Expression regulated by
Growth Factors/ cytokines, interleukin-1
Comment
Ovarian localization
Theca
Comment
Zhou J, et al 2000 reported that GLUT3 was expressed in thecal cells surrounding growing follicles and was not
appreciably different in Igf1 null compared with wild type ovaries.
Follicle stages
Antral, Preovulatory, Corpus luteum
Comment
Gene expression of glucose transporter (GLUT) 1, 3 and 4 in bovine follicle and corpus luteum Nishimoto H, et al .

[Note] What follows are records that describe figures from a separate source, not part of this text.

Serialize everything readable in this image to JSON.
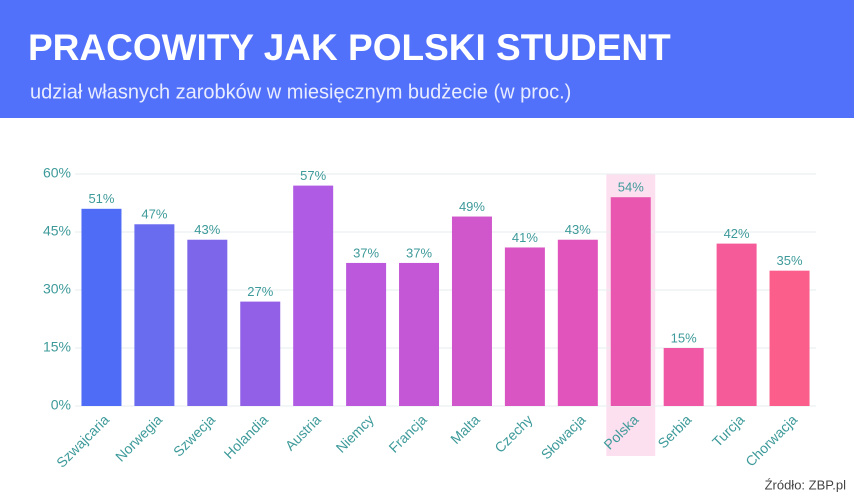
{
  "chart_data": {
    "type": "bar",
    "title": "PRACOWITY JAK POLSKI STUDENT",
    "subtitle": "udział własnych zarobków w miesięcznym budżecie (w proc.)",
    "source": "Źródło: ZBP.pl",
    "categories": [
      "Szwajcaria",
      "Norwegia",
      "Szwecja",
      "Holandia",
      "Austria",
      "Niemcy",
      "Francja",
      "Malta",
      "Czechy",
      "Słowacja",
      "Polska",
      "Serbia",
      "Turcja",
      "Chorwacja"
    ],
    "values": [
      51,
      47,
      43,
      27,
      57,
      37,
      37,
      49,
      41,
      43,
      54,
      15,
      42,
      35
    ],
    "value_labels": [
      "51%",
      "47%",
      "43%",
      "27%",
      "57%",
      "37%",
      "37%",
      "49%",
      "41%",
      "43%",
      "54%",
      "15%",
      "42%",
      "35%"
    ],
    "colors": [
      "#4f6cf7",
      "#6a6cf0",
      "#7e66ea",
      "#9160e6",
      "#b05be3",
      "#bb58dc",
      "#c457d6",
      "#d056cc",
      "#d955c4",
      "#e054bb",
      "#e956b0",
      "#f058a5",
      "#f55b98",
      "#fb5e8a"
    ],
    "highlight": "Polska",
    "ylim": [
      0,
      60
    ],
    "yticks": [
      {
        "value": 0,
        "label": "0%"
      },
      {
        "value": 15,
        "label": "15%"
      },
      {
        "value": 30,
        "label": "30%"
      },
      {
        "value": 45,
        "label": "45%"
      },
      {
        "value": 60,
        "label": "60%"
      }
    ],
    "grid": true
  }
}
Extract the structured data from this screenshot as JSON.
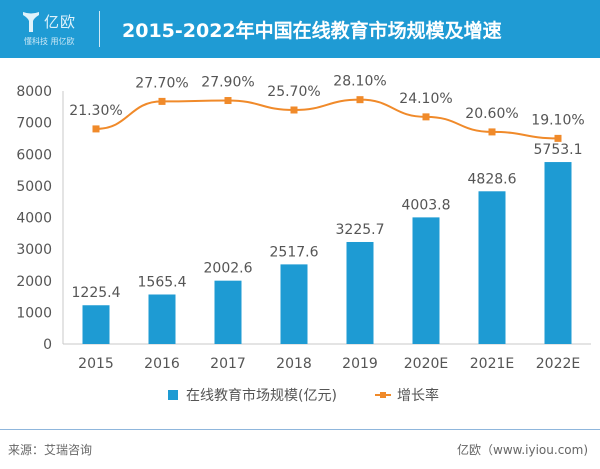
{
  "header": {
    "logo_text": "亿欧",
    "logo_slogan": "懂科技 用亿欧",
    "title": "2015-2022年中国在线教育市场规模及增速"
  },
  "colors": {
    "header_bg": "#1f9bd4",
    "bar": "#1e9bd3",
    "line": "#f08a2a"
  },
  "chart_data": {
    "type": "bar",
    "title": "2015-2022年中国在线教育市场规模及增速",
    "categories": [
      "2015",
      "2016",
      "2017",
      "2018",
      "2019",
      "2020E",
      "2021E",
      "2022E"
    ],
    "series": [
      {
        "name": "在线教育市场规模(亿元)",
        "type": "bar",
        "axis": "left",
        "values": [
          1225.4,
          1565.4,
          2002.6,
          2517.6,
          3225.7,
          4003.8,
          4828.6,
          5753.1
        ],
        "labels": [
          "1225.4",
          "1565.4",
          "2002.6",
          "2517.6",
          "3225.7",
          "4003.8",
          "4828.6",
          "5753.1"
        ]
      },
      {
        "name": "增长率",
        "type": "line",
        "axis": "right-hidden",
        "values": [
          21.3,
          27.7,
          27.9,
          25.7,
          28.1,
          24.1,
          20.6,
          19.1
        ],
        "labels": [
          "21.30%",
          "27.70%",
          "27.90%",
          "25.70%",
          "28.10%",
          "24.10%",
          "20.60%",
          "19.10%"
        ]
      }
    ],
    "yticks": [
      "0",
      "1000",
      "2000",
      "3000",
      "4000",
      "5000",
      "6000",
      "7000",
      "8000"
    ],
    "ylim": [
      0,
      8000
    ],
    "xlabel": "",
    "ylabel": "",
    "grid": false,
    "legend": "bottom"
  },
  "footer": {
    "source": "来源：艾瑞咨询",
    "credit": "亿欧（www.iyiou.com)"
  }
}
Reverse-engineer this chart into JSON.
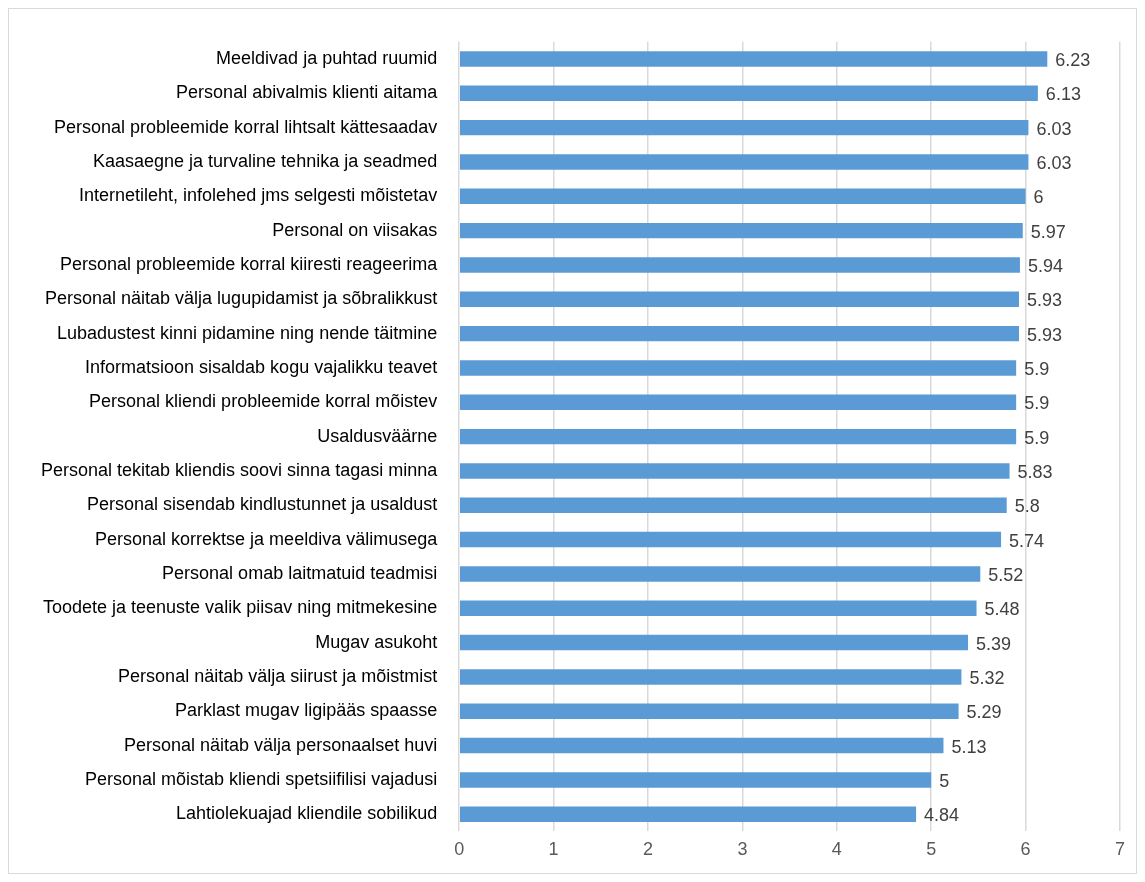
{
  "chart_data": {
    "type": "bar",
    "orientation": "horizontal",
    "categories": [
      "Meeldivad ja puhtad ruumid",
      "Personal abivalmis klienti aitama",
      "Personal probleemide korral lihtsalt kättesaadav",
      "Kaasaegne ja turvaline tehnika ja seadmed",
      "Internetileht, infolehed jms selgesti mõistetav",
      "Personal on viisakas",
      "Personal probleemide korral kiiresti reageerima",
      "Personal näitab välja lugupidamist ja sõbralikkust",
      "Lubadustest kinni pidamine ning nende täitmine",
      "Informatsioon sisaldab kogu vajalikku teavet",
      "Personal kliendi probleemide korral mõistev",
      "Usaldusväärne",
      "Personal tekitab kliendis soovi sinna tagasi minna",
      "Personal sisendab kindlustunnet ja usaldust",
      "Personal korrektse ja meeldiva välimusega",
      "Personal omab laitmatuid teadmisi",
      "Toodete ja teenuste valik piisav ning mitmekesine",
      "Mugav asukoht",
      "Personal näitab välja siirust ja mõistmist",
      "Parklast mugav ligipääs spaasse",
      "Personal näitab välja personaalset huvi",
      "Personal mõistab kliendi spetsiifilisi vajadusi",
      "Lahtiolekuajad kliendile sobilikud"
    ],
    "values": [
      6.23,
      6.13,
      6.03,
      6.03,
      6,
      5.97,
      5.94,
      5.93,
      5.93,
      5.9,
      5.9,
      5.9,
      5.83,
      5.8,
      5.74,
      5.52,
      5.48,
      5.39,
      5.32,
      5.29,
      5.13,
      5,
      4.84
    ],
    "color": "#5b9bd5",
    "xlim": [
      0,
      7
    ],
    "xticks": [
      0,
      1,
      2,
      3,
      4,
      5,
      6,
      7
    ],
    "grid": "x",
    "data_labels": true
  }
}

Glucose is the main energy substrate in the bovine ovary, and a sufficient supply of it is necessary to sustain the ovarian activity. Glucose cannot permeate the plasma membrane, and its uptake is mediated by a number of glucose transporters (GLUT). In the present study, we investigated the gene expression of GLUT1, 3 and 4 in the bovine follicle and corpus luteum (CL). Ovaries were obtained from Holstein x Japanese Black F1 heifers. Granulosa cells and theca interna layers were harvested from follicles classified into five categories by their physiologic status: follicular size (>/= 8.5 mm: dominant; < 8.5 mm: subordinate), ratio of estradiol (E(2)) to progesterone in follicular fluid (>/= 1: E(2) active;<1: E(2) inactive), and stage of estrous cycle (luteal phase, follicular phase). CL were also classified by the stage of estrous cycle. Expression levels of GLUT1, 3 and 4 mRNA were quantified by a real-time PCR. The mRNA for GLUT1 and 3 were detected in the bovine follicle and CL at comparable levels to those in classic GLUT-expressing organs such as brain and heart. Much lower but appreciable levels of GLUT4 were also detected in these tissues. The gene expression of these GLUT showed tissue- and stage-specific patterns. Despite considerable differences in physiologic conditions, similar levels of GLUT1, 3 and 4 mRNA were expressed in subordinate follicles as well as dominant E(2)-active follicles in both luteal and follicular phases, whereas a notable increase in the gene expression of these GLUT was observed in dominant E(2)-inactive follicles undergoing the atretic process. In these follicles, highly significant negative correlations were observed between the concentrations of glucose in follicular fluid and the levels of GLUT1 and 3 mRNA in granulosa cells, implying that the local glucose environment affects glucose uptake of follicles. These results indicate that GLUT1 and 3 act as major transporters of glucose while GLUT4 may play a supporting role in the bovine follicle and CL.